Occasioni che arrivano al cuore: «Due stagioni fa, al Tre Fiori è arrivato Francesco Lunardini, che ha fatto tanta Serie A. Mi ha detto: ‘Nicola, ho giocato contro Ronaldinho a San Siro, ho una foto di quel momento ed è incredibile, ma un’emozione come quella di fare la Champions con voi supera tutto».

 

La sfida contro il B36 si avvicina: «Le viviamo in apnea, sempre di rincorsa. Sopperiamo con la voglia e l’organizzazione difensiva. Nel 2020 abbiamo giocato la prima partita internazionale UEFA dopo la pandemia. Proprio per questo, venne disputata a Nyon, al quartier generale. Essendo dilettanti, noi non giocavamo da febbraio e avevamo qualche giorno di preparazione. Fu curioso, sembrava di scendere in campo sopra un grattacielo di New York. Quando vidi il cartellone con scritto UEFA Champions League dissi: ‘Ma davvero? Io?’. E poi eravamo preoccupati: c’erano le prime misure Covid e nessuna certezza. Avevamo paura di diventare positivi e non poter tornare indietro: come avremmo fatto con il lavoro? Si parlava di un’ambulanza che sarebbe dovuta partire da San Marino per venirci a prendere, o di un volo con infermieri».

 

Quel giorno, a Nyon, era presente anche Federico Dolcini, trequartista classe ’00: «Avevo 19 anni ed ero su un campo di Champions League». Lui, che nella vita è studente di Ingegneria Chimica a Bologna, terzo anno, dopo essersi diplomato con il massimo dei voti a Rimini: «C’era la festa per coloro che avevano preso 100 alla Maturità, ma ho dovuto disertare perché ero impegnato con la Nazionale». Ha maturato 19 presenze con la selezione sammarinese u-21 e non è sempre stato facile coniugare l’impegno calcistico con quello universitario: «Il primo anno non conoscevo nessuno. Appena iniziato, avevo una partita. Ho dovuto chiedere gli appunti, però non conoscevo nessuno. Tentavo di spiegare la situazione, ho visto altri studenti andare su Transfermarkt per verificare se fosse vero.

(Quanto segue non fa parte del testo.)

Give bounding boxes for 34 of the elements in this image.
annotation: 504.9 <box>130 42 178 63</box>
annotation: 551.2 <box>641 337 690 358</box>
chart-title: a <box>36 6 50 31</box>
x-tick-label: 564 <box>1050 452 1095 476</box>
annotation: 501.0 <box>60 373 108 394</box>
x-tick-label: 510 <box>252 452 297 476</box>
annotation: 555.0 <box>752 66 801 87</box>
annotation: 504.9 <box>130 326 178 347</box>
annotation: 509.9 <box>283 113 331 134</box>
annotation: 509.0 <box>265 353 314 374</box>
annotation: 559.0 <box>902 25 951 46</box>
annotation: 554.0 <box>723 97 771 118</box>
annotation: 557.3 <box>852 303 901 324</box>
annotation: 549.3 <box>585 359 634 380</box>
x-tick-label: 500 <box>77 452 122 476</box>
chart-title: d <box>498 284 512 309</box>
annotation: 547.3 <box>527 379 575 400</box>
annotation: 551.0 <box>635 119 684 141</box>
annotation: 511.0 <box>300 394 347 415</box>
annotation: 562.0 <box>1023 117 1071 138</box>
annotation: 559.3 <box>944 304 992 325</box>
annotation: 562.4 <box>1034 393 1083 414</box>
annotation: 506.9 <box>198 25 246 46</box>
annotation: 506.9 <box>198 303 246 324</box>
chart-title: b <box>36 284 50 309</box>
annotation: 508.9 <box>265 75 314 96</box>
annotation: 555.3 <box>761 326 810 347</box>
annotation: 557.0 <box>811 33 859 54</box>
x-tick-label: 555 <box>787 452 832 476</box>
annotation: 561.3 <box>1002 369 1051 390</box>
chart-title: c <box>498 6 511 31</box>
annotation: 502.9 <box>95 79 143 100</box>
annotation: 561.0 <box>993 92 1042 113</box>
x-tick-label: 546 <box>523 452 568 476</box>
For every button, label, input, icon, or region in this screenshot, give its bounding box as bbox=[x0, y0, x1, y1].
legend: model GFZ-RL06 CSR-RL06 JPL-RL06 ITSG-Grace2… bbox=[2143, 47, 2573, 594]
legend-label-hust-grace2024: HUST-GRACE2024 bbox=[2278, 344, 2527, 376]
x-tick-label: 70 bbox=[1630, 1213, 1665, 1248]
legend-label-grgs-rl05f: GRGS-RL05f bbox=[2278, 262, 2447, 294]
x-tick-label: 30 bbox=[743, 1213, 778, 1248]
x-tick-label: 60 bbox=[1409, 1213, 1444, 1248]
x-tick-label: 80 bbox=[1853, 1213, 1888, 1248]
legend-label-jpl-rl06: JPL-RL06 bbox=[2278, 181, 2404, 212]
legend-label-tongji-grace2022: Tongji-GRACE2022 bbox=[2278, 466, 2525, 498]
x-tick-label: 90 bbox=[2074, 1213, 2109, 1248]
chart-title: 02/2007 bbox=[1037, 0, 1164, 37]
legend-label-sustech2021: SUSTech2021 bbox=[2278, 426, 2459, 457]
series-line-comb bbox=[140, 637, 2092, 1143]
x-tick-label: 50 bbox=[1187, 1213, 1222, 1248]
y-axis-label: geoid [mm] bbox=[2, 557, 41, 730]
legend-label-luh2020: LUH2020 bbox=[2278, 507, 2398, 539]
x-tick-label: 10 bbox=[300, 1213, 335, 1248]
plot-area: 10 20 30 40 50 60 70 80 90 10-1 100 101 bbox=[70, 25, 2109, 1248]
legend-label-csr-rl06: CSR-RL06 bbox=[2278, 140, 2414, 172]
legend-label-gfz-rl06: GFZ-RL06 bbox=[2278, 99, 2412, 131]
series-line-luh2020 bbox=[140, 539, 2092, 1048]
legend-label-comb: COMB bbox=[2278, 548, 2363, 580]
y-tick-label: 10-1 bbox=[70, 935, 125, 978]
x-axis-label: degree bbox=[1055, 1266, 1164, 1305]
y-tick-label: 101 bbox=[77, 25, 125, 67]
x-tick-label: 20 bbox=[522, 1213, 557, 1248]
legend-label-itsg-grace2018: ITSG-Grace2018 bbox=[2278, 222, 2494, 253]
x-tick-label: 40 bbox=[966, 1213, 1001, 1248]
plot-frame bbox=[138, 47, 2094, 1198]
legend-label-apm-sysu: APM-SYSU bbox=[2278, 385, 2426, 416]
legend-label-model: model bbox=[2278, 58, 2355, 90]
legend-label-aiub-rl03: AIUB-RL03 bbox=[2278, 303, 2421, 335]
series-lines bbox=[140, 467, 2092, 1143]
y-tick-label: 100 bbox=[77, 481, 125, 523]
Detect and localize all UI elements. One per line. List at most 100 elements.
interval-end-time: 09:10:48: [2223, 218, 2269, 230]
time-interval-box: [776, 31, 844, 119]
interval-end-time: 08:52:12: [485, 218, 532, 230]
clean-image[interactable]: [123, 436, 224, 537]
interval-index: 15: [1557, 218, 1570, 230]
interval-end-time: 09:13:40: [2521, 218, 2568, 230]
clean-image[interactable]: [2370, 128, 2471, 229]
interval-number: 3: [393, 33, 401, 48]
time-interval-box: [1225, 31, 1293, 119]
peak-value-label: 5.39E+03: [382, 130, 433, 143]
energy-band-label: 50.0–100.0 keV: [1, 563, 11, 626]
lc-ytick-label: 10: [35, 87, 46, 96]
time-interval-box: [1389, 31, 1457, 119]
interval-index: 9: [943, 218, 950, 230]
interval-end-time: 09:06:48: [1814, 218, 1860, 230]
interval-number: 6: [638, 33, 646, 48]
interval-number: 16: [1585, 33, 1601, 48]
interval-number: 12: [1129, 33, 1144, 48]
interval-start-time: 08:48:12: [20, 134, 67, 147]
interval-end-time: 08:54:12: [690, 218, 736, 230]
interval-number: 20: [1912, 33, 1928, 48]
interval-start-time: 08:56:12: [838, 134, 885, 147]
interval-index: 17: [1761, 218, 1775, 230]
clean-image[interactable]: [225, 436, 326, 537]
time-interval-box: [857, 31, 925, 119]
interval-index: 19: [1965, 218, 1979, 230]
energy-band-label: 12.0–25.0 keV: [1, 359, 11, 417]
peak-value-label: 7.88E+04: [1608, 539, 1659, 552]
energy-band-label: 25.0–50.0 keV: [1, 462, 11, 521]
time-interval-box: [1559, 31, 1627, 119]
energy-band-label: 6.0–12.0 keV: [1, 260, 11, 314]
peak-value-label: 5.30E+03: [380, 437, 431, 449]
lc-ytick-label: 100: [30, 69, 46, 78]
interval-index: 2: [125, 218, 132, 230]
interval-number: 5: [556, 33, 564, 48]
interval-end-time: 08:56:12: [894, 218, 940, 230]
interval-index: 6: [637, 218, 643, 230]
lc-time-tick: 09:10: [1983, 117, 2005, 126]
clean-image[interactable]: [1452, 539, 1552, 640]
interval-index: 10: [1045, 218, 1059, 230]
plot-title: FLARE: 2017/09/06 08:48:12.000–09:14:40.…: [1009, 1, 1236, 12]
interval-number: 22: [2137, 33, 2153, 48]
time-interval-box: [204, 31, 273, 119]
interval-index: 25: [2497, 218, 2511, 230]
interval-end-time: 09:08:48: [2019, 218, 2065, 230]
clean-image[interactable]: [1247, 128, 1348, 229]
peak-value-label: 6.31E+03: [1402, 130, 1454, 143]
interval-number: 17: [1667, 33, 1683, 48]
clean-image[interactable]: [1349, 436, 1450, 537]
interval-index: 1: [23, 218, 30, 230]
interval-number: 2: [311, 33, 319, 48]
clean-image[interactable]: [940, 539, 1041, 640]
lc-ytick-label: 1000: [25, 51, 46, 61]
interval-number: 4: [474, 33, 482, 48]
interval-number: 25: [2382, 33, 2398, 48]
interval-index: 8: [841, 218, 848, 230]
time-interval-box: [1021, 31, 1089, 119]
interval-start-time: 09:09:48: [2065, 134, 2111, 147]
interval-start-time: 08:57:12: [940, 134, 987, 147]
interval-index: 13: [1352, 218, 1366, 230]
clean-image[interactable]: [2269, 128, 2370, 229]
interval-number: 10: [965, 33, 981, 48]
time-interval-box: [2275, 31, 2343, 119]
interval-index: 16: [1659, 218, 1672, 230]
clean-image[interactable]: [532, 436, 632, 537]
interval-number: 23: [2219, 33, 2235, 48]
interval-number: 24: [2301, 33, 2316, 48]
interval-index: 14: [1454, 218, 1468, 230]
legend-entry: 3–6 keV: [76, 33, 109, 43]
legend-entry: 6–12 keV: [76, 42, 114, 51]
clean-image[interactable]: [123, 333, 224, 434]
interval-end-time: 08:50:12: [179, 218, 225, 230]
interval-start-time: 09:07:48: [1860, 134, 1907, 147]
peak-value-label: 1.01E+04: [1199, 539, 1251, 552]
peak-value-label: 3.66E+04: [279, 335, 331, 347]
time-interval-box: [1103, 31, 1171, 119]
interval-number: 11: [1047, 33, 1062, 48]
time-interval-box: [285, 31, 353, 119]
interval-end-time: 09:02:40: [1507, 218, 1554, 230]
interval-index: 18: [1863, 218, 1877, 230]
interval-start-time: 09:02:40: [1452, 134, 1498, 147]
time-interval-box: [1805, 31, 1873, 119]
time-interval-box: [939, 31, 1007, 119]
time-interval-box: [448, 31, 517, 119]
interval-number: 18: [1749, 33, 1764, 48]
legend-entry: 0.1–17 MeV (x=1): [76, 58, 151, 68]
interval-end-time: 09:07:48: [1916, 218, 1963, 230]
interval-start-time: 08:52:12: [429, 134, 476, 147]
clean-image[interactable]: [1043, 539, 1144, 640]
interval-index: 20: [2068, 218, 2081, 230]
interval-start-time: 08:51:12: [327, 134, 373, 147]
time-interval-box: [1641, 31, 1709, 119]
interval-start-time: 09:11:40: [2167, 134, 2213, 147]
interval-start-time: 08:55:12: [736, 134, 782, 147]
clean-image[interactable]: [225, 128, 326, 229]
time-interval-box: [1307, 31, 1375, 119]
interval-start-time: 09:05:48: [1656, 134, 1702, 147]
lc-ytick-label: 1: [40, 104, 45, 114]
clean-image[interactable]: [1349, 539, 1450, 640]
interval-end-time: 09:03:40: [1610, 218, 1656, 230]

A ottobre avrò la tesi, ho saltato l’andata contro il B36 perché dovevo sostenere l’ultimo esame prima della laurea». Un ragazzo come tanti: «A Bologna non mi invitano ai calcetti perché credono che sia fortissimo», ride.

 

Tanti sacrifici per inseguire questo sogno con il Tre Fiori: «Studiando a Bologna, con le lezioni online ho avuto vita più facile. Non è semplice. Ci allenavamo il lunedì, il mercoledì e il giovedì. A volte giocavamo infrasettimanale. Lunedì dopo allenamento partivo per Bologna con il treno, dormivo due notti lì e rientravo a San Marino». Difficile rinunciare alle esperienze internazionali, ma a volte non si può fare a meno: «I compagni mi chiedono le maglie». Studia in ritiro, ma non a ridosso della gara. Che, spesso, ti spreme non solo fisicamente, anche mentalmente: «Sono toste. Stasera io ci credo, in Nazionale ho giocato partite che erano impossibili, questa non lo è. Abbiamo dimostrato di potergli tenere testa. Non dico di essere abituato, ma gestisco meglio la pressione. Loro sono professionisti, si allenano ogni giorno, noi no. Ma ho imparato che a volte è impossibile, ma che se a volte fai la partita della vita e gli altri no, allora puoi fare la storia».